With the doom and gloom in the economy and the uncertainty in the real estate market, 2009 may be the year to challenge property taxes. Amy Grady understands Minnesota Property Tax Law including real estate taxes, property taxes, tax appeals, commercial property tax, retail property tax, challenge property tax and more. The deadline for filing tax petitions is April 30, 2009, so now is the time to look at all the factors that ultimately lead to a property tax bill and whether that bill can be reduced. Understanding the process and the deadlines will protect therights a commercial property owner may have to reduce property taxes this year, and for many years to come.
Property taxes are one of the single biggest expenses a commercial property owner faces. But foreclosures are on the rise, energy costs are eating into diminishing profits, tenants are downsizing or closing up altogether, and vacancy rates are therefore rising, all of which results in rising capitalization rates. With the crisis in the credit markets forcing a market downturn, every commercial property owner should look closely to see that tax assessments reflect what is happening in the
declining real estate market. It is important to contact an attorney with property tax law knowledge in Minnesota including knowledge of property tax refund, income property tax, property tax court, appeal property tax, tax property consultation, an d more.

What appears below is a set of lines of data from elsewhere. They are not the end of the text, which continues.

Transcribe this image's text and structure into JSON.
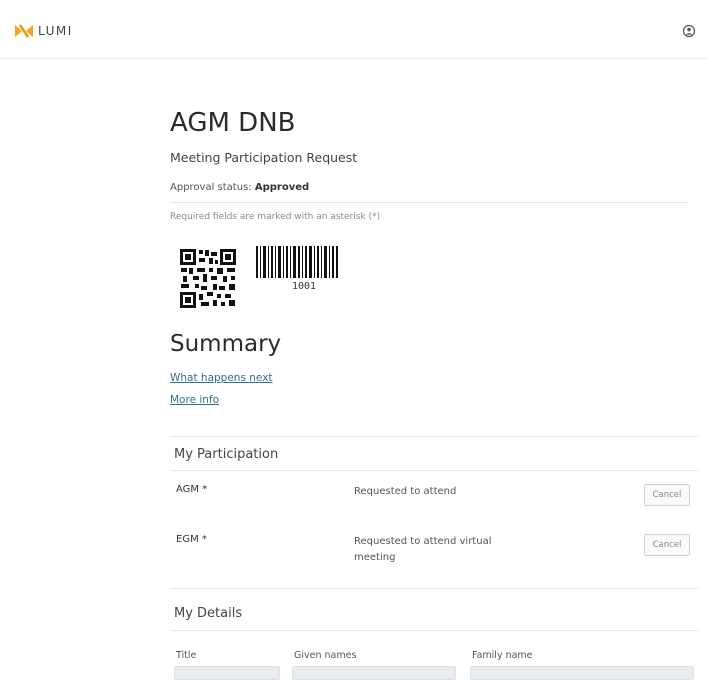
{
  "brand": {
    "name": "LUMI",
    "accent": "#f2a623"
  },
  "header": {
    "user_icon": "user-circle-icon"
  },
  "meeting": {
    "title": "AGM DNB",
    "subtitle": "Meeting Participation Request",
    "approval_label": "Approval status:",
    "approval_value": "Approved",
    "required_note": "Required fields are marked with an asterisk (*)",
    "barcode_number": "1001"
  },
  "summary": {
    "title": "Summary",
    "links": [
      "What happens next",
      "More info"
    ]
  },
  "participation": {
    "title": "My Participation",
    "rows": [
      {
        "name": "AGM *",
        "status": "Requested to attend",
        "action": "Cancel"
      },
      {
        "name": "EGM *",
        "status": "Requested to attend virtual meeting",
        "action": "Cancel"
      }
    ]
  },
  "details": {
    "title": "My Details",
    "fields": [
      {
        "label": "Title",
        "value": ""
      },
      {
        "label": "Given names",
        "value": ""
      },
      {
        "label": "Family name",
        "value": ""
      }
    ]
  }
}
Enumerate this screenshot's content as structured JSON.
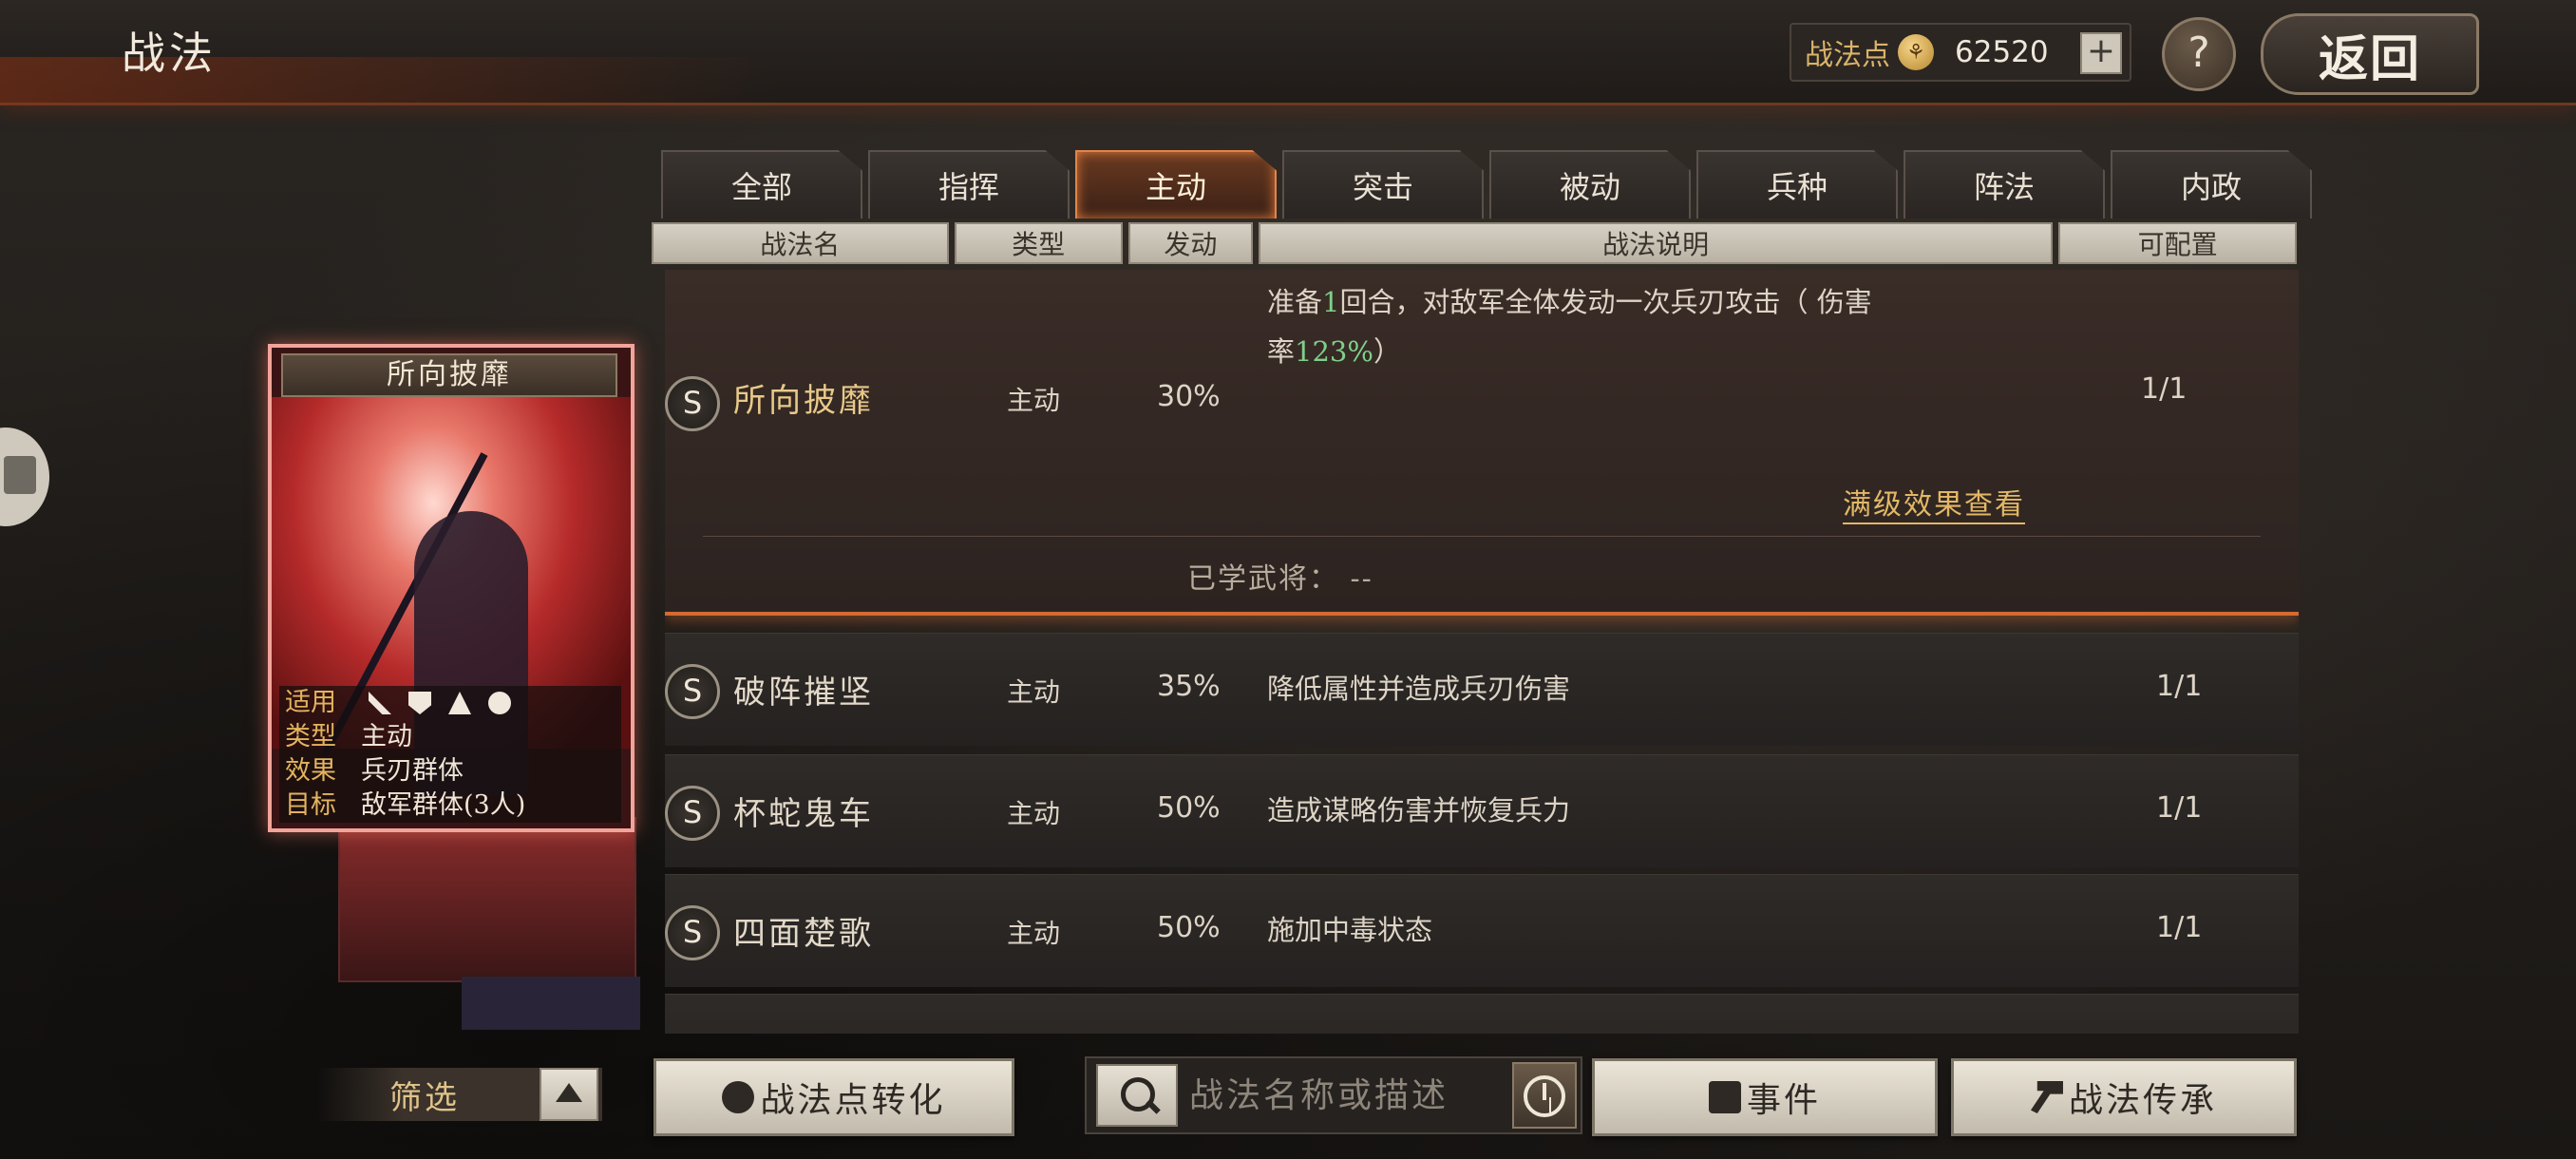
{
  "header": {
    "title": "战法",
    "points_label": "战法点",
    "points_value": "62520",
    "plus_label": "+",
    "help_label": "?",
    "back_label": "返回"
  },
  "tabs": [
    {
      "label": "全部",
      "active": false
    },
    {
      "label": "指挥",
      "active": false
    },
    {
      "label": "主动",
      "active": true
    },
    {
      "label": "突击",
      "active": false
    },
    {
      "label": "被动",
      "active": false
    },
    {
      "label": "兵种",
      "active": false
    },
    {
      "label": "阵法",
      "active": false
    },
    {
      "label": "内政",
      "active": false
    }
  ],
  "columns": [
    "战法名",
    "类型",
    "发动",
    "战法说明",
    "可配置"
  ],
  "skills": [
    {
      "badge": "S",
      "name": "所向披靡",
      "type": "主动",
      "rate": "30%",
      "desc_a": "准备",
      "desc_num1": "1",
      "desc_b": "回合，对敌军全体发动一次兵刃攻击（ 伤害",
      "desc_c": "率",
      "desc_num2": "123%",
      "desc_d": "）",
      "config": "1/1",
      "full_link": "满级效果查看",
      "learned": "已学武将：  --"
    },
    {
      "badge": "S",
      "name": "破阵摧坚",
      "type": "主动",
      "rate": "35%",
      "desc": "降低属性并造成兵刃伤害",
      "config": "1/1"
    },
    {
      "badge": "S",
      "name": "杯蛇鬼车",
      "type": "主动",
      "rate": "50%",
      "desc": "造成谋略伤害并恢复兵力",
      "config": "1/1"
    },
    {
      "badge": "S",
      "name": "四面楚歌",
      "type": "主动",
      "rate": "50%",
      "desc": "施加中毒状态",
      "config": "1/1"
    }
  ],
  "card": {
    "title": "所向披靡",
    "apply_label": "适用",
    "apply_icons": [
      "cavalry-icon",
      "shield-icon",
      "archer-icon",
      "wheel-icon"
    ],
    "type_label": "类型",
    "type_value": "主动",
    "effect_label": "效果",
    "effect_value": "兵刃群体",
    "target_label": "目标",
    "target_value": "敌军群体(3人)"
  },
  "bottom": {
    "filter_label": "筛选",
    "convert_label": "战法点转化",
    "search_placeholder": "战法名称或描述",
    "event_label": "事件",
    "inherit_label": "战法传承"
  },
  "colors": {
    "accent_orange": "#e0854a",
    "gold_text": "#e2b866",
    "highlight_green": "#7fcf8a"
  }
}
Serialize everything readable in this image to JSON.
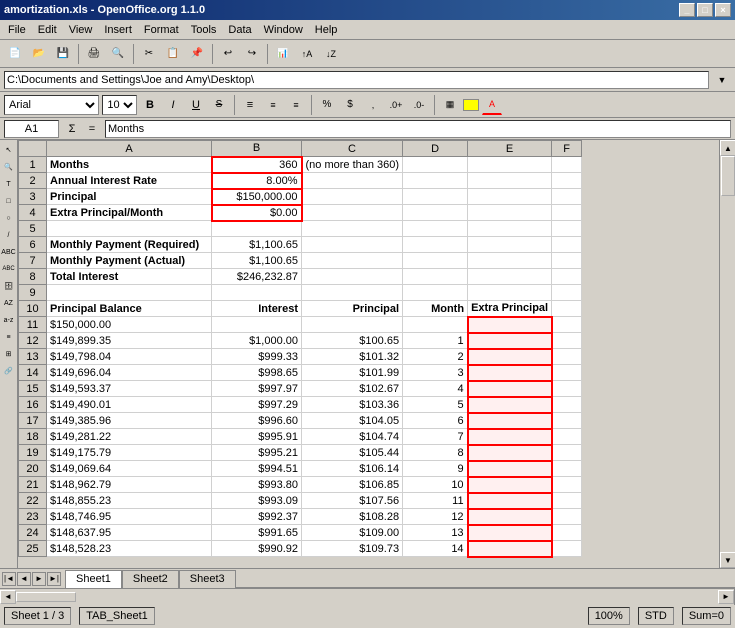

Minnesota has a complex property tax system. Issues of valuation, exemption, classification, and equalization all play a part in the analysis of whether a property taxpayer will ultimately receive a check refunding overpaid property taxes. When looking at a property tax issue, ask the following questions.
When challenging property taxes, remember that the focus is on the value of the property, not the resulting taxes. The bottom-line question in every property tax appeal is, what was the property’s market value on the assessment date? Taxes are assessed as of January 2 each year for taxes payable the next year. So for the April 30, 2009, tax petition deadline, we are challenging the assessor’s market value as of January 2, 2008, for the taxes payable on May 15 and October 15, 2009. The status of the property as of that date is the issue to resolve, either through settlement discussions with the assessor or through litigation before a tax court judge. Whether you deal with industrial property tax, apartment property tax, manufacturing property tax, warehouse property tax, hotel property tax, or office property tax in Minnesota you should consult an attorney.
Assessors are required to value property each January 2 at “market value.” Market value means the price a willing buyer would pay a willing seller in an arm’s length transaction. So a property owner must ask, what would the economic (market) rent, vacancy rate, and cap rate be for my property as of January 2, 2008? In Minnesota, the “fee simple” interest, not the “leased fee” interest in property is to be valued. The issue of fee simple vs. leased fee has been the subject of protracted litigation in neighboring states and was just this year resolved by seven members of the Wisconsin Supreme Court in the Walgreens v. City of Madison decision. In a 58-page decision, the Wisconsin Supreme Court essentially wrote a treatise on the fee simple vs. leased fee issue that is now guiding other states grappling with this complex appraisal issue. A good lawyer can assist with real estate tax appeals, challenge real estate taxes, commercial real estate tax appeals, and much more.
It is also important to make sure that only the real estate itself, and not the income generated by the business, is being taxed. Ad valorem, or property taxation, requires that only the value generated by the real estate itself can be taxed. Assessors are required to physically inspect property every five years but must value every property every year, as of the January 2 assessment date. How do assessors do all that? Since assessors are often overworked and understaffed, they rely on a mass appraisal analysis, looking at sales in the vicinity and analyzing market trends. Most properties are assessed with little or no specific information on the property itself. Accordingly, the more information a property owner can share with the assessor, the more the assessment will address the specific valuation issues unique to that particular property.